Predicting deleterious and damaging pathogenic nsSNPs: In order to predict the damaging or deleterious pathogenic nsSNPs multiple consensus tools were employed. Initially, online tool VEP was used . VEP advantages include: it uses latest human genome assembly GRCh38.p10, and can predict thousands of SNPs from multiple tools including SIFT, Condel, and PolyPhen-2, at a time. 11 nsSNP accession numbers were uploaded to VEP tool and the prediction results were taken on default scores of consensus tools based on sequence and structure homology methods:  (a) SIFT (score <-0.5) (b) Polyphen (score >0.96) (c) PROVEAN (score< 2.5) and Condel (score >0.522). In order to get a very high confident nsSNPs impacting structure and function of BLM gene, 6 nsSNPs (Table 1) are found to be deleterious or damaging by all four prediction tools. These 6 nsSNPs rs367543034 of mutation G952V, rs367543023 of mutation H963Y, rs137853153 of mutation C1036F, rs367543029 of mutation C1055Y, rs367543032 of mutation D1064G and rs367543025 of mutation C1066Y.

Table.1 Prediction of 11 pathogenic missense SNPs of BLM helicase gene using prediction tools such as SIFT, Condel, Polyphen and PROVEAN, deleterious predicted by all four tools are shown in bold.

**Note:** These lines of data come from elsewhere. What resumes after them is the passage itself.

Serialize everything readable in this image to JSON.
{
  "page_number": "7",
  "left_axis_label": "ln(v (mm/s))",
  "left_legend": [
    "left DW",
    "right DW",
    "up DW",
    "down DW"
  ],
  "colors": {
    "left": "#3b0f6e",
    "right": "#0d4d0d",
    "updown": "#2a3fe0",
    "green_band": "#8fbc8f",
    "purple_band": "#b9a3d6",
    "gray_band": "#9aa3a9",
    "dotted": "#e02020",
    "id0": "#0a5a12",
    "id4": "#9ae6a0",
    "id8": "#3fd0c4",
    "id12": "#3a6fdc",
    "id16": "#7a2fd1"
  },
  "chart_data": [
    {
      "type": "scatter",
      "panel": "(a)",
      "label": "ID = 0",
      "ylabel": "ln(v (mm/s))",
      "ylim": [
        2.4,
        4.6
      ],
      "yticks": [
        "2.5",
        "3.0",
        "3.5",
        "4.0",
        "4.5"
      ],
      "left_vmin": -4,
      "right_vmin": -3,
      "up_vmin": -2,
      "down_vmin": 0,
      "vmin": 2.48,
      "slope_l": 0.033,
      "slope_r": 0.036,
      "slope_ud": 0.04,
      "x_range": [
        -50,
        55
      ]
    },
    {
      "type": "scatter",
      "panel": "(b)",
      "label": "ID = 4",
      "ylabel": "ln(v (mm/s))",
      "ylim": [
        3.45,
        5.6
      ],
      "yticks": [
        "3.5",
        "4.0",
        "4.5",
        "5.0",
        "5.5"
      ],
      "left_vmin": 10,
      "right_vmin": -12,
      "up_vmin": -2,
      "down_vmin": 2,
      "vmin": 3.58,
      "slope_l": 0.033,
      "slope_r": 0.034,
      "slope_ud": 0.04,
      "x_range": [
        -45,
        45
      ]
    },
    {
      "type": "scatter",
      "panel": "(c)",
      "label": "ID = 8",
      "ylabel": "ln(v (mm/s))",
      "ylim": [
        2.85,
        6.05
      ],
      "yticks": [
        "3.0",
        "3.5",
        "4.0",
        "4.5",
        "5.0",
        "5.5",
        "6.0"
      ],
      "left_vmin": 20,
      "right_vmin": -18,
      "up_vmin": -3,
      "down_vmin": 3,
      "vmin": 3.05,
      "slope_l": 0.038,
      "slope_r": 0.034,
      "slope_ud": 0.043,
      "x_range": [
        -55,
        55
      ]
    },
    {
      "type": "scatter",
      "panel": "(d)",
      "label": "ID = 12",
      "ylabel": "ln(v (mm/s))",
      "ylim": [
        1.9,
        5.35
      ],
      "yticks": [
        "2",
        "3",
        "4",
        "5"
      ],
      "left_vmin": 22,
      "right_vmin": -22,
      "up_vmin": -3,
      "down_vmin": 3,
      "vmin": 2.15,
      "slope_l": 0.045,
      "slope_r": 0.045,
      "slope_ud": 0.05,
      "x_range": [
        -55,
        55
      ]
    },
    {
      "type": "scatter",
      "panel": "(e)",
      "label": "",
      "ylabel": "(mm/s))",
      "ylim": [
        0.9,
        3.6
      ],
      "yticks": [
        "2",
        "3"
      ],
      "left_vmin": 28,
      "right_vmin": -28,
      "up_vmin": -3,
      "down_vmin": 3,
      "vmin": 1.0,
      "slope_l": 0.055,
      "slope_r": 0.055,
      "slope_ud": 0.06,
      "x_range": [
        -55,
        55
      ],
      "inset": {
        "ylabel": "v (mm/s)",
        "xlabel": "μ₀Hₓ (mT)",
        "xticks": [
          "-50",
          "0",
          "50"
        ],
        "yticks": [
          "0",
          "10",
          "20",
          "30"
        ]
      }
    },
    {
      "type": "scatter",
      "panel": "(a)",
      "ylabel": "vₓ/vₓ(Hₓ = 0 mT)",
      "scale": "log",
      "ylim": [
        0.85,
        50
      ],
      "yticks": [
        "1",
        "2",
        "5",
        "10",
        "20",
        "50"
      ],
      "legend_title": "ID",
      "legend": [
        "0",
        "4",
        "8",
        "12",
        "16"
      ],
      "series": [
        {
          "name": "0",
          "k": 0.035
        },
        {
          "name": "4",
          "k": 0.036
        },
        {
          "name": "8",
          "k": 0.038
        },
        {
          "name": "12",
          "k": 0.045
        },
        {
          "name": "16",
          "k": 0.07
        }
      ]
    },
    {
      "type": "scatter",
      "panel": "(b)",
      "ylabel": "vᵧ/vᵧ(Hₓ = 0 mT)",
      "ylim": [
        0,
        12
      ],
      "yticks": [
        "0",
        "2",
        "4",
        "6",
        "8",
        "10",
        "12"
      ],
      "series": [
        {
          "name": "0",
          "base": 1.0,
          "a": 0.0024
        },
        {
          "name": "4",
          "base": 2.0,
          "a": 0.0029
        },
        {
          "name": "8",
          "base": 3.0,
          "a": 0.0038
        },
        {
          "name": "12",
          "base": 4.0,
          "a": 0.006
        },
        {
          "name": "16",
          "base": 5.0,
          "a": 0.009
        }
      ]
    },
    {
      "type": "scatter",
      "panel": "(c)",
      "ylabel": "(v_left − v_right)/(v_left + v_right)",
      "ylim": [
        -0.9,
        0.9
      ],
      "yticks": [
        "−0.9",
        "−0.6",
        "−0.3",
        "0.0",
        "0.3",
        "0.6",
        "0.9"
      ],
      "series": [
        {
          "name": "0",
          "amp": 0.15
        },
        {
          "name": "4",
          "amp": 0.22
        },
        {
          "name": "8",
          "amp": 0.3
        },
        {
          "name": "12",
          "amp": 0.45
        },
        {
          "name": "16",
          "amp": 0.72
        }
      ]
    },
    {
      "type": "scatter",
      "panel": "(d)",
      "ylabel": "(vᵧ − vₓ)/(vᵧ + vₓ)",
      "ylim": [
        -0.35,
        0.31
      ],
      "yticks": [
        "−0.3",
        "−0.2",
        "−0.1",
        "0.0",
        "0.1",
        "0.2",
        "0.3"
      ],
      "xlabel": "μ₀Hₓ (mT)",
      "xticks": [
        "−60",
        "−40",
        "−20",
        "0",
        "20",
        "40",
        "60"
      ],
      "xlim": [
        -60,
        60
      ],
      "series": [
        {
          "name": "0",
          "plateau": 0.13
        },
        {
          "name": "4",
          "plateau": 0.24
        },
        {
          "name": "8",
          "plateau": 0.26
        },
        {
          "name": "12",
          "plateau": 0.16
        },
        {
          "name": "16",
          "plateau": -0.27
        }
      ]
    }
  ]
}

SNP-ids AA-Change SIFT PolyPhen PROVEAN Condel
rs746195311 E69K deleterious benign neutral neutral
rs367543030 S104L deleterious Possibly damaging neutral neutral
rs1477193473 E488K tolerated benign neutral neutral
rs200389141 Q548K deleterious benign neutral neutral
rs367543034 G952V deleterious Probably damaging deleterious deleterious
rs367543023 H963Y deleterious probably

damaging

deleterious deleterious
rs137853153 C1036F deleterious Probably damaging deleterious deleterious
rs367543029 C1055Y deleterious probably damaging deleterious deleterious
rs367543032 D1064G deleterious probably damaging deleterious deleterious
rs367543025 C1066Y deleterious probably damaging deleterious deleterious
rs367543017 S1093L deleterious Possibly damaging deleterious Neutral

This analysis shows that six SNPs, G952V, H963Y, C1036F, C1055Y, D1064G and C1066Y have high prevalence for disease association of BLM,  the mutation in cysteines (C1036F, C1055Y, C1066Y) and glutamate (D1064V) are in the Zn binding subdomain, which results in the loss of Zn binding upon mutation and alters the function of BLM helicase is reported (Guo  et al., 2005). These mutation in RQC domain affect the highly conserved cysteine residues involved in Zn coordination .  While mutation in Glycine G952V and mutation in histidine H963Y which alter amino acid residues in the ATPase domain also reported involved in cellular defects (Shastri  and Schmidt 2015).

CONCLUSION

This computational analysis of SNPs of the human BLM protein identified 6 highly damaging pathogenic nsSNPs. Prediction analysis shows that SNPs G952V, H963Y, C1036F, C1055Y, D1064G and C1066Y have high prevalence for disease association. Data implies that the reported nsSNPs could potentially alter structure and hence the function of BLM protein resulting in pathogenicity with abnormal symptoms describing the disease states. These nsSNPs associated with significant pathogenicity will offer valuable information in selecting SNPs that are expected to have impending functional influence and contribute in understanding the functional roles of this gene.

ACKNOWLEDGEMENTS

This work was not supported by any grants agency. We acknowledge with thanks Deanship of Scientific Research (DSR), at King Abdulaziz University, Jeddah, KSA for providing their support.